Unedited broadcasts of congressional proceedings isn't "journalism" --- that's a broadcast. By the same token, most 24hr news on TV, which is just commentary on some live event, is barely or often not journalism at all.

Journalists write and tell stories. Journalism offers an account of real (or supposed) events. It always involves storytelling in some degree, in the sense that an account of events (in order, or in an order which clarifies the chain of events) is constructed and presented. There's an ideal of neutrality, which is generally understood as a certain set of journalistic "practices", but journalism is ultimately storytelling with the general idea of offering an accurate account of a real event. The idea that journalists have special access to the "truth" is largely just a thing journalists say to make their job sound more specialized than it really is because it has become a "prestige" job. The same goes for 'neutrality' as a relatively recent ideal for journalists to strive for. The history of journalism is actually rife with journalists saying they weren't neutral and never tried to be.

Journalism is important, and vital to democracies, but it's important to understand and clarify why they are because journalists can hang themselves on their own petard. They're storytellers with the idea of "holding people, institutions, and the public to account" by offering the public accounts of events that happened, which the public could not immediately witness. For instance, an unedited broadcast of congressional proceedings doesn't require nor is it journalism at all because the public can just watch it. The most a journalist could do is offer context...by situating the proceedings in a chain of historical events.




I agree that unedited congressional proceedings is not journalism; however C-Span does have journalists who do not tell stories.

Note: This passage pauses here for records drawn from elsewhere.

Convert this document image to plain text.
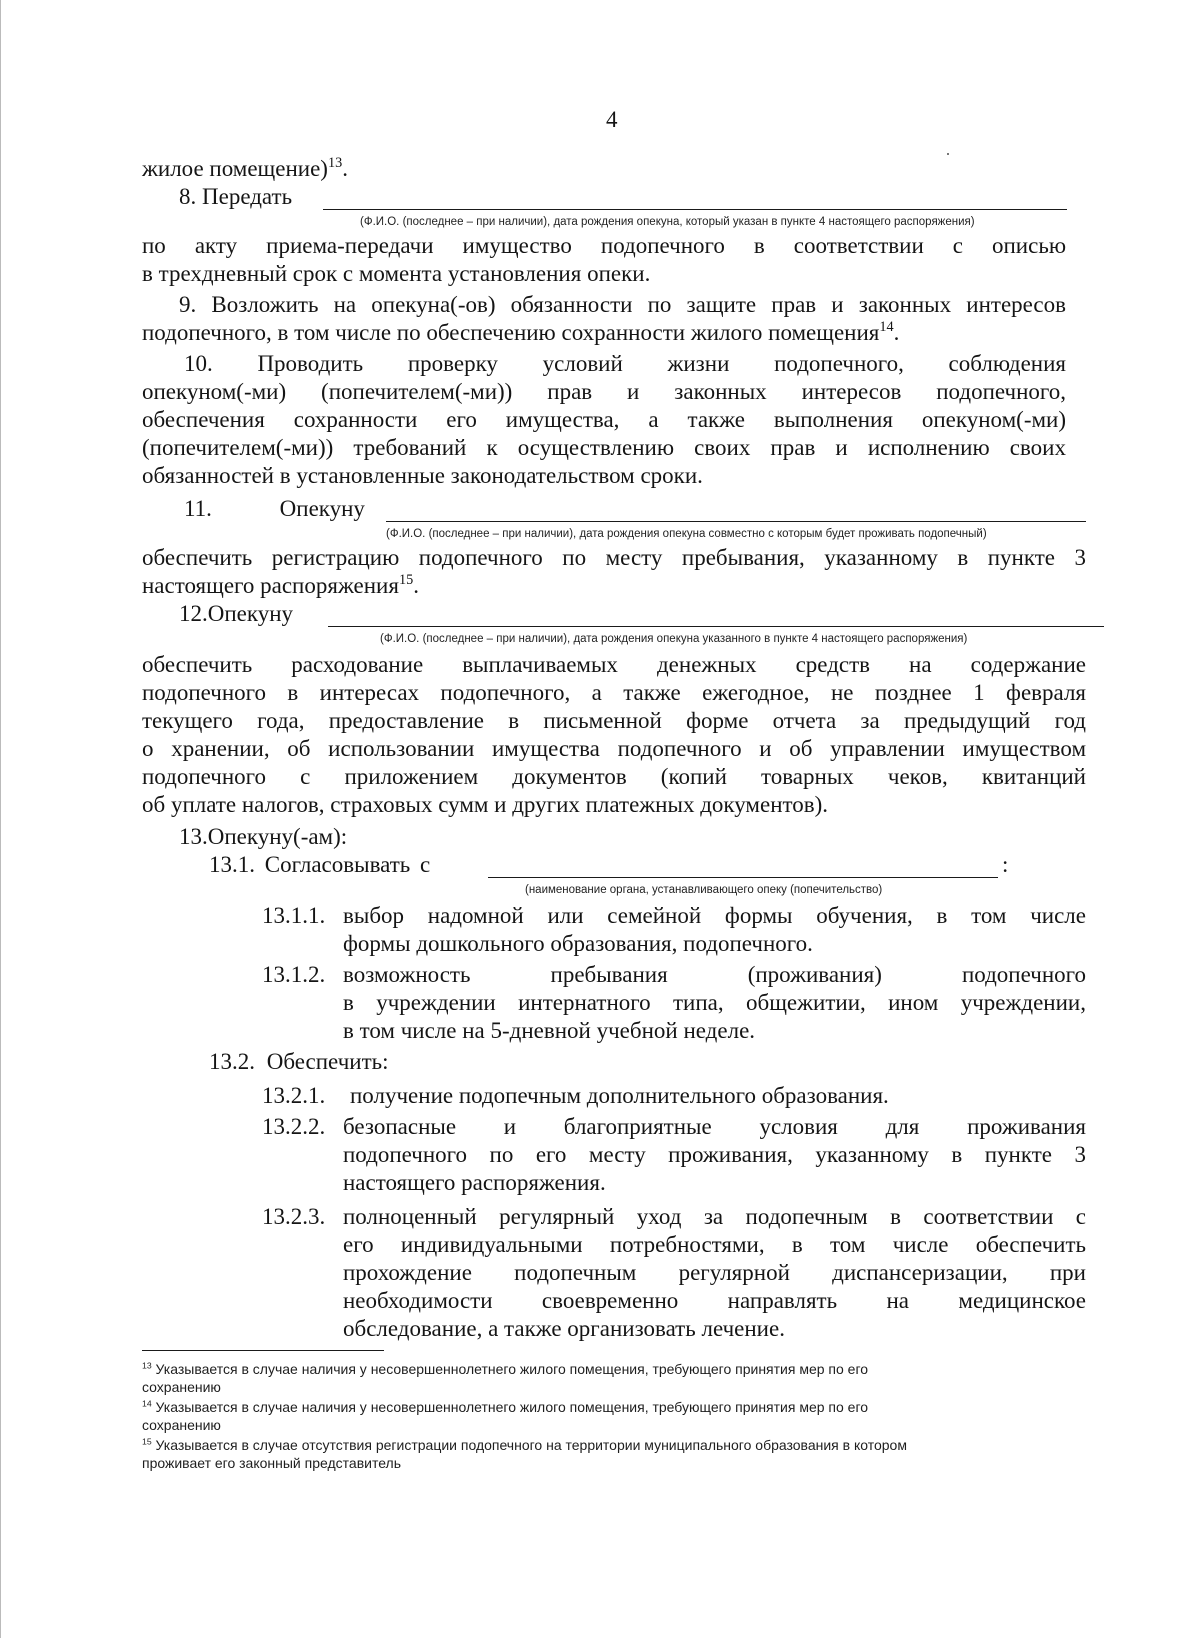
4
жилое помещение)$^{13}$.
8. Передать
(Ф.И.О. (последнее – при наличии), дата рождения опекуна, который указан в пункте 4 настоящего распоряжения)
по акту приема-передачи имущество подопечного в соответствии с описью
в трехдневный срок с момента установления опеки.
9. Возложить на опекуна(-ов) обязанности по защите прав и законных интересов
подопечного, в том числе по обеспечению сохранности жилого помещения$^{14}$.
10. Проводить проверку условий жизни подопечного, соблюдения
опекуном(-ми) (попечителем(-ми)) прав и законных интересов подопечного,
обеспечения сохранности его имущества, а также выполнения опекуном(-ми)
(попечителем(-ми)) требований к осуществлению своих прав и исполнению своих
обязанностей в установленные законодательством сроки.
11. Опекуну
(Ф.И.О. (последнее – при наличии), дата рождения опекуна совместно с которым будет проживать подопечный)
обеспечить регистрацию подопечного по месту пребывания, указанному в пункте 3
настоящего распоряжения$^{15}$.
12.Опекуну
(Ф.И.О. (последнее – при наличии), дата рождения опекуна указанного в пункте 4 настоящего распоряжения)
обеспечить расходование выплачиваемых денежных средств на содержание
подопечного в интересах подопечного, а также ежегодное, не позднее 1 февраля
текущего года, предоставление в письменной форме отчета за предыдущий год
о хранении, об использовании имущества подопечного и об управлении имуществом
подопечного с приложением документов (копий товарных чеков, квитанций
об уплате налогов, страховых сумм и других платежных документов).
13.Опекуну(-ам):
13.1. Согласовывать с	:
(наименование органа, устанавливающего опеку (попечительство)
13.1.1. выбор надомной или семейной формы обучения, в том числе
формы дошкольного образования, подопечного.
13.1.2. возможность пребывания (проживания) подопечного
в учреждении интернатного типа, общежитии, ином учреждении,
в том числе на 5-дневной учебной неделе.
13.2. Обеспечить:
13.2.1. получение подопечным дополнительного образования.
13.2.2. безопасные и благоприятные условия для проживания
подопечного по его месту проживания, указанному в пункте 3
настоящего распоряжения.
13.2.3. полноценный регулярный уход за подопечным в соответствии с
его индивидуальными потребностями, в том числе обеспечить
прохождение подопечным регулярной диспансеризации, при
необходимости своевременно направлять на медицинское
обследование, а также организовать лечение.
$^{13}$ Указывается в случае наличия у несовершеннолетнего жилого помещения, требующего принятия мер по его
сохранению
$^{14}$ Указывается в случае наличия у несовершеннолетнего жилого помещения, требующего принятия мер по его
сохранению
$^{15}$ Указывается в случае отсутствия регистрации подопечного на территории муниципального образования в котором
проживает его законный представитель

C-SPAN journalists host “Washington Journal” on the TV and “Washington Today” on C-SPAN Radio. They interview newsmakers, authors, and other journalists. On “Washington Today” they do summarize the day’s happenings.

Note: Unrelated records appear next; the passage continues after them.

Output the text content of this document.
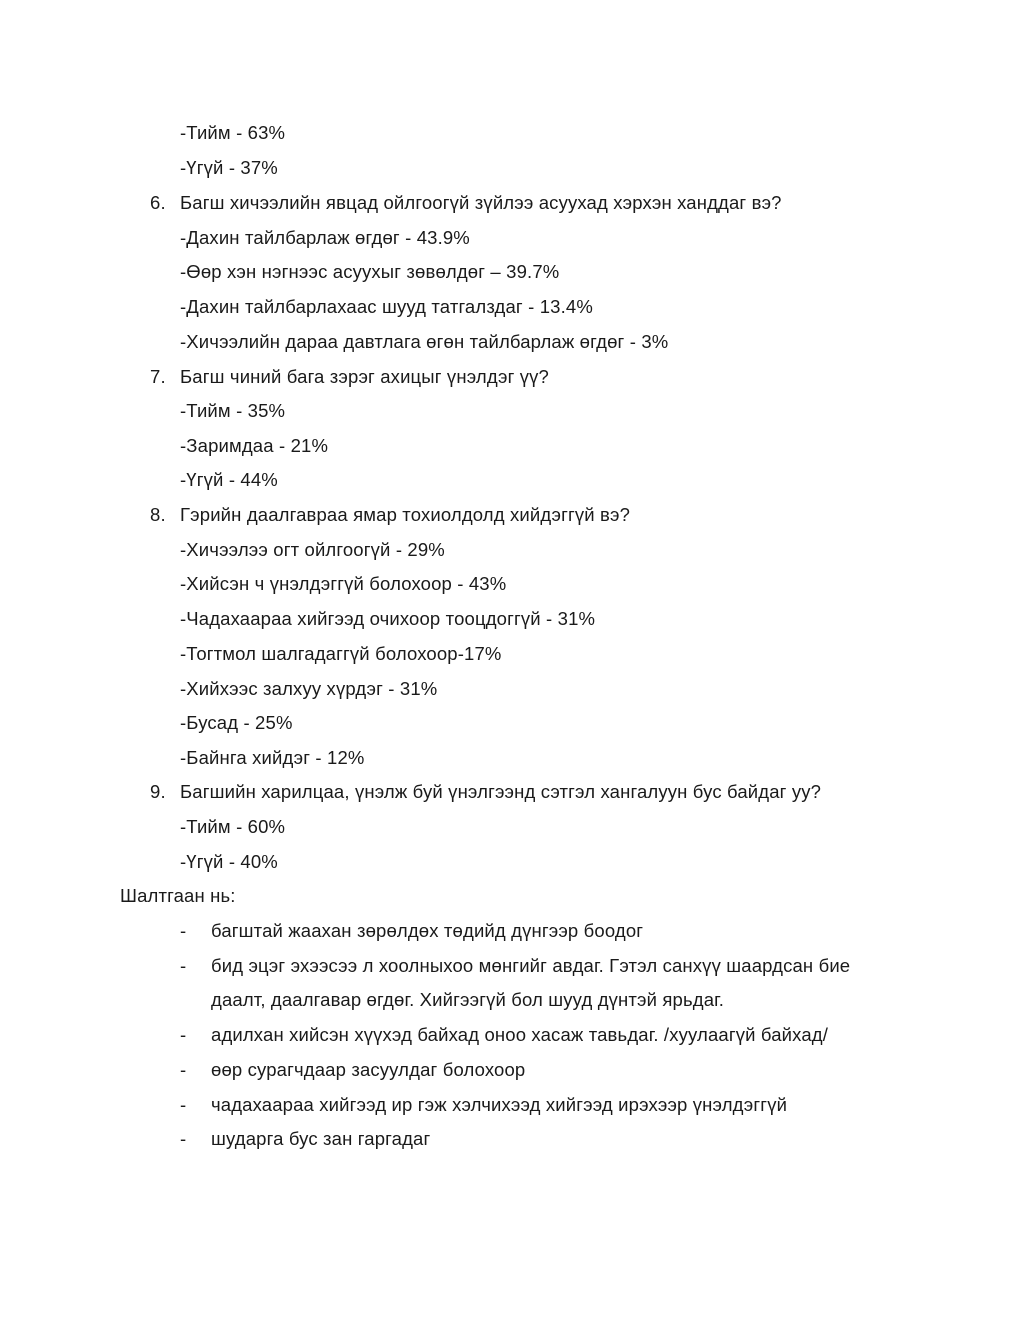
-Тийм - 63%
-Үгүй - 37%
6. Багш хичээлийн явцад ойлгоогүй зүйлээ асуухад хэрхэн ханддаг вэ?
-Дахин тайлбарлаж өгдөг - 43.9%
-Өөр хэн нэгнээс асуухыг зөвөлдөг – 39.7%
-Дахин тайлбарлахаас шууд татгалздаг - 13.4%
-Хичээлийн дараа давтлага өгөн тайлбарлаж өгдөг - 3%
7. Багш чиний бага зэрэг ахицыг үнэлдэг үү?
-Тийм - 35%
-Заримдаа - 21%
-Үгүй - 44%
8. Гэрийн даалгавраа ямар тохиолдолд хийдэггүй вэ?
-Хичээлээ огт ойлгоогүй - 29%
-Хийсэн ч үнэлдэггүй болохоор - 43%
-Чадахаараа хийгээд очихоор тооцдоггүй - 31%
-Тогтмол шалгадаггүй болохоор-17%
-Хийхээс залхуу хүрдэг - 31%
-Бусад - 25%
-Байнга хийдэг - 12%
9. Багшийн харилцаа, үнэлж буй үнэлгээнд сэтгэл хангалуун бус байдаг уу?
-Тийм - 60%
-Үгүй - 40%
Шалтгаан нь:
- багштай жаахан зөрөлдөх төдийд дүнгээр боодог
- бид эцэг эхээсээ л хоолныхоо мөнгийг авдаг. Гэтэл санхүү шаардсан бие
даалт, даалгавар өгдөг. Хийгээгүй бол шууд дүнтэй ярьдаг.
- адилхан хийсэн хүүхэд байхад оноо хасаж тавьдаг. /хуулаагүй байхад/
- өөр сурагчдаар засуулдаг болохоор
- чадахаараа хийгээд ир гэж хэлчихээд хийгээд ирэхээр үнэлдэггүй
- шударга бус зан гаргадаг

But they’re not attempting to synthesize a narrative. There is no storytelling. On “Washington Journal” they let guests and callers speak for themselves with no attempts to corner them or edit them. C-SPAN shows every day a way of doing journalism that’s about the subject and not about what the journalist thinks.

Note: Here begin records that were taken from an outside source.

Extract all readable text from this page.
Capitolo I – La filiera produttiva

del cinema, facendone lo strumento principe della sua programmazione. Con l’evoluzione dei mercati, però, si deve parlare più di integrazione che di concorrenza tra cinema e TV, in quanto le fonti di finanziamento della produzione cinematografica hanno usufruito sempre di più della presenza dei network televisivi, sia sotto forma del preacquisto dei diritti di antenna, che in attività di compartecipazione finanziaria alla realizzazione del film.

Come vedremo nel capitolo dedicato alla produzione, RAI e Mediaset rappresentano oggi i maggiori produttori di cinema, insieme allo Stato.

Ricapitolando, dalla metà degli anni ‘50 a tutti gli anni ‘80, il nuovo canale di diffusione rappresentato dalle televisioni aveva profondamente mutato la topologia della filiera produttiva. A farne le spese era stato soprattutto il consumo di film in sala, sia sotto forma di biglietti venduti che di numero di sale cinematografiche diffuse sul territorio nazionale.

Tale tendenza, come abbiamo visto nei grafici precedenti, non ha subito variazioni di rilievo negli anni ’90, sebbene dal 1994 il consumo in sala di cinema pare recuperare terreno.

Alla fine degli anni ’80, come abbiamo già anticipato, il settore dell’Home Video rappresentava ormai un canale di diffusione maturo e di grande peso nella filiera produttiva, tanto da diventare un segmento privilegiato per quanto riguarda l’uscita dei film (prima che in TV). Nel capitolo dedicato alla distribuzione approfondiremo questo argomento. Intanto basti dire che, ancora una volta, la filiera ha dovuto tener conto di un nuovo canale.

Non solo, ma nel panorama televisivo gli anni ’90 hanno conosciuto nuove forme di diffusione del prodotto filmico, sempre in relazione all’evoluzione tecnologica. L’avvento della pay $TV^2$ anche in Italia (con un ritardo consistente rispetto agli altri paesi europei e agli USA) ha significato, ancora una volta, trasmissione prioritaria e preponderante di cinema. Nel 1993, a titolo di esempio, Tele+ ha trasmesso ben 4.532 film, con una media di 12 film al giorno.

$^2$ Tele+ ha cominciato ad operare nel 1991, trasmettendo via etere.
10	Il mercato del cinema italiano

Seeing as we're a tech audience, I ask you (and everyone else) this: Would anyone be happy if ext4 or NTFS "told stories" of what goes on in their file systems instead of journaling everything fact-for-fact as-is? I am happy to bet noone would be.

Journalism is (and should be) nothing more than a record of what happens or happened. A proper journalist, after all, is writing a journal. If someone is writing a story, they are a storyteller and should not be relied upon as a useful source of objective and accurate information.

In this sense, C-SPAN is as journalism as it can get: Unedited recordings and presentations of the goings-on inside Congress insofar as Congress will allow.


Ah, yes, this is also why my dictionary should solely tell me how to say words, and never tell me their definitions, since the word diction is predominantly associated with speech and comes from the Latin dictare, which is a conjugation of dicere, which means to speak.

Dictionaries have no business in providing definitions! Their business is diction!


What you've described is literal propaganda. Your description leaves our several of the core tenets of journalism, among them: independent verification and contextualization.